ただ、「片山財務相」就任が固まったとの報道が流れた直後の円買いは、150円後半から150円半ばへ下押す程度の軽微なものにとどまっています。その後は円安方向へ向かい、海外市場で1週間ぶりに152円台を回復する動きとなりました(図表参照)。
旧大蔵省(現財務省)出身で財政のプロとされる片山氏の起用により、高市政権が効率的に財政支出を進めることができるとの思惑もあって、早々に円安方向へ戻した格好です。

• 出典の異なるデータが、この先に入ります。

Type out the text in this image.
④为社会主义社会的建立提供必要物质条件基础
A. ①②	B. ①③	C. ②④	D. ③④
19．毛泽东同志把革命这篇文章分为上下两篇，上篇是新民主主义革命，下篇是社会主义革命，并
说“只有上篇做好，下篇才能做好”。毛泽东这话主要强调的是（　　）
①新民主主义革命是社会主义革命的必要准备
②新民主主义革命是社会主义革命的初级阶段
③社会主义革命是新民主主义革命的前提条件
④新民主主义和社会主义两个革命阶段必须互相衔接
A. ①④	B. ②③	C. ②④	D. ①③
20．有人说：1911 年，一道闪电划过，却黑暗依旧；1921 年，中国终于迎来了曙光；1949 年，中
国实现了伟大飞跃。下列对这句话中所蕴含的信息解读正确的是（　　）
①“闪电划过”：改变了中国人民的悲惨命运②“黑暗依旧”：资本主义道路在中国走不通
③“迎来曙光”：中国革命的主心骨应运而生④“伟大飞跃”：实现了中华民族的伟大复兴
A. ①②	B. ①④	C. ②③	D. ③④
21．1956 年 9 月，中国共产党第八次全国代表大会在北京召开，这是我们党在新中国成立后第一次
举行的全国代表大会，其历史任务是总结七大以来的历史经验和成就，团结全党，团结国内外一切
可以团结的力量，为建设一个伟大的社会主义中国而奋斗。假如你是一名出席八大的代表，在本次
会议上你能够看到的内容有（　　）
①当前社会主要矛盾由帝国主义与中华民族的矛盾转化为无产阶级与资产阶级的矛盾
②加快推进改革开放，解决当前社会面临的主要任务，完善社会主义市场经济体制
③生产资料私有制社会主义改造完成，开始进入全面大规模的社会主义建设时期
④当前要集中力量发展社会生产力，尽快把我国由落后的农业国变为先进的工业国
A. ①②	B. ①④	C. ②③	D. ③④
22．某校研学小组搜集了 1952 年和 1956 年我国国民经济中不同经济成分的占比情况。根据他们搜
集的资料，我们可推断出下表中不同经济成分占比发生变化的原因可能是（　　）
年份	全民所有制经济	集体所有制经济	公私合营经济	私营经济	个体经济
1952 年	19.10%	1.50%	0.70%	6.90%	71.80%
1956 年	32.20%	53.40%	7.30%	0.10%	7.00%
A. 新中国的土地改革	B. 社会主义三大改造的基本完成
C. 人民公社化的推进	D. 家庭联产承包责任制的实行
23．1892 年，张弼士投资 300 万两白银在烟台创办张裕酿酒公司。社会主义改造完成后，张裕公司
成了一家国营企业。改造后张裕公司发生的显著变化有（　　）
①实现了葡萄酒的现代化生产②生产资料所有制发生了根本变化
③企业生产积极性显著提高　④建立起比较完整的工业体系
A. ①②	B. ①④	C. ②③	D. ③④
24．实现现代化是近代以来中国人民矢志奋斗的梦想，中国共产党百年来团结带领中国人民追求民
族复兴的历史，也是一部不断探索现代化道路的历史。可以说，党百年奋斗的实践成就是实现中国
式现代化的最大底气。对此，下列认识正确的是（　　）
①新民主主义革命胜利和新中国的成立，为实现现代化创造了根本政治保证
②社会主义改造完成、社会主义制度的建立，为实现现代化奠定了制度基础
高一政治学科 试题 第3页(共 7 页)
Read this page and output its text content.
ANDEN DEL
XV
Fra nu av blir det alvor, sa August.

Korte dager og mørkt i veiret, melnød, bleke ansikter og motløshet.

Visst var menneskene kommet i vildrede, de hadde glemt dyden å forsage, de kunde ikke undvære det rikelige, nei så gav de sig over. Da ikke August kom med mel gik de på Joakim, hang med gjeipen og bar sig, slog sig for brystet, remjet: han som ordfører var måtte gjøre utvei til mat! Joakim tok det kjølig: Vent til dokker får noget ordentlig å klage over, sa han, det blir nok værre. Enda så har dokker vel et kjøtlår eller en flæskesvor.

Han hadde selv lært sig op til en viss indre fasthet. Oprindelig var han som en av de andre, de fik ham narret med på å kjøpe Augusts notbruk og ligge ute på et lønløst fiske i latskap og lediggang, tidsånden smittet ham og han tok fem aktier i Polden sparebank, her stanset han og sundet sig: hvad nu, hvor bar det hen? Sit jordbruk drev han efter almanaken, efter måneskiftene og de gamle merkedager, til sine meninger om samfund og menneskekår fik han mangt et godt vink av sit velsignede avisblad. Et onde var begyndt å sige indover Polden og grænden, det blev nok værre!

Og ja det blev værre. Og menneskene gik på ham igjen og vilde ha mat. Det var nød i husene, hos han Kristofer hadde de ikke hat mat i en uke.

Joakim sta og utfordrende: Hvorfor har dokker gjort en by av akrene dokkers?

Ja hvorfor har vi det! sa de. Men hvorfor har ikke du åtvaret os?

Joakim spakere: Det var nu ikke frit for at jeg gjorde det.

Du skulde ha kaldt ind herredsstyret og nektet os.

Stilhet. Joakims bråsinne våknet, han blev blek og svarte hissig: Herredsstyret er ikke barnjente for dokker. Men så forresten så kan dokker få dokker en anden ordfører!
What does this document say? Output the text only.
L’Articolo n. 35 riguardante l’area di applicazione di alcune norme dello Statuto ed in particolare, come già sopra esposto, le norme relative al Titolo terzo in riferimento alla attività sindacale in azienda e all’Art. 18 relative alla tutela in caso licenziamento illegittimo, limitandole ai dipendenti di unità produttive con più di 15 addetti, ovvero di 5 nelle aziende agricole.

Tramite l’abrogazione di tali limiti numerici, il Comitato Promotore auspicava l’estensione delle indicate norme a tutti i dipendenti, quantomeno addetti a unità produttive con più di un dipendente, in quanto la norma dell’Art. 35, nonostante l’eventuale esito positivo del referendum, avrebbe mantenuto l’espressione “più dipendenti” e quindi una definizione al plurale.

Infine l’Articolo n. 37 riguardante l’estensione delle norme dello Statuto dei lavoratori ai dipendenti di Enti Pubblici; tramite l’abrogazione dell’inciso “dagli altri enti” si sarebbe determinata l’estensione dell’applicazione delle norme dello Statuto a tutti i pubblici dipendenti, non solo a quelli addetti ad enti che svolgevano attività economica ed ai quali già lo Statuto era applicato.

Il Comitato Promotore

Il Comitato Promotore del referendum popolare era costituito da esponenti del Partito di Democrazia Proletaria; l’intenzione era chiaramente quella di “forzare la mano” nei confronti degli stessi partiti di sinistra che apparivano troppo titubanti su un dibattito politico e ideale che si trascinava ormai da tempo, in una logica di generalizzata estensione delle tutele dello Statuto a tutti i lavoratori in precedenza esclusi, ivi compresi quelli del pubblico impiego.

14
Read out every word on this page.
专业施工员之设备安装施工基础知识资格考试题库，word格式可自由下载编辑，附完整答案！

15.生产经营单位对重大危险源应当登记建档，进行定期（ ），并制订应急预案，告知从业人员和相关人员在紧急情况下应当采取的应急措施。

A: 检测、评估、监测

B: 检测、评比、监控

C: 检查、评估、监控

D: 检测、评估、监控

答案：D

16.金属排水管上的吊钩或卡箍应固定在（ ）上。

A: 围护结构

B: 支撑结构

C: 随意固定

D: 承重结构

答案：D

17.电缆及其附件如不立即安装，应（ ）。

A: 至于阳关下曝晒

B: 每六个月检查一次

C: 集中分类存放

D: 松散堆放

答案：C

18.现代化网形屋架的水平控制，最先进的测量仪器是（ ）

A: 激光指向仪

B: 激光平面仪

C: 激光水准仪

片山氏は同日のインタビューのなかでは「為替動向への具体的コメントは控える」としており、現時点では円高志向を改めて強く訴えるような姿勢は見受けられません。
「片山財務相」として発言は、市場の安定を意識した慎重な内容に徹しているイメージです。その後、為替には調整の円買い戻しも入りましたが、現時点では円安地合いが大きく巻き戻されるような展開になっていません。
日銀金融政策に対しては現状ニュートラル
また、日銀の金融政策正常化(現局面では利上げ)については、日銀が十分に金融緩和的な状況が保たれていると認識しているなかでの正常化をけん制するような姿勢は示していません。片山氏はインタビュー内で「日銀の金融政策、上げ下げについて申し上げることはない」と述べています。
結果として、「片山財務相」就任は為替を円高・円安のどちらにも急激に振れさすような材料にはなっていません。高市政権にとっても、為替の安定は経済政策を着実に進めるための支えとなるでしょう。
「円安けん制」よりも「安定成長」へ。財務のプロとして現実を見据える「片山財務相」の登場は、政策の継続性と信頼性を重視するマーケットにとって好材料となりそうです。積極財政派ではないですが、無制限な支出ではなく、政策効果を見極めながら重点的に投じる「現実的な財政活用」を志向すると考えられます。
「片山財務相」のバランス感覚はマーケットに安心を与えることになるでしょう。着実な歩みは、いまの日本経済・金融マーケットにもっとも必要とされているものといえます。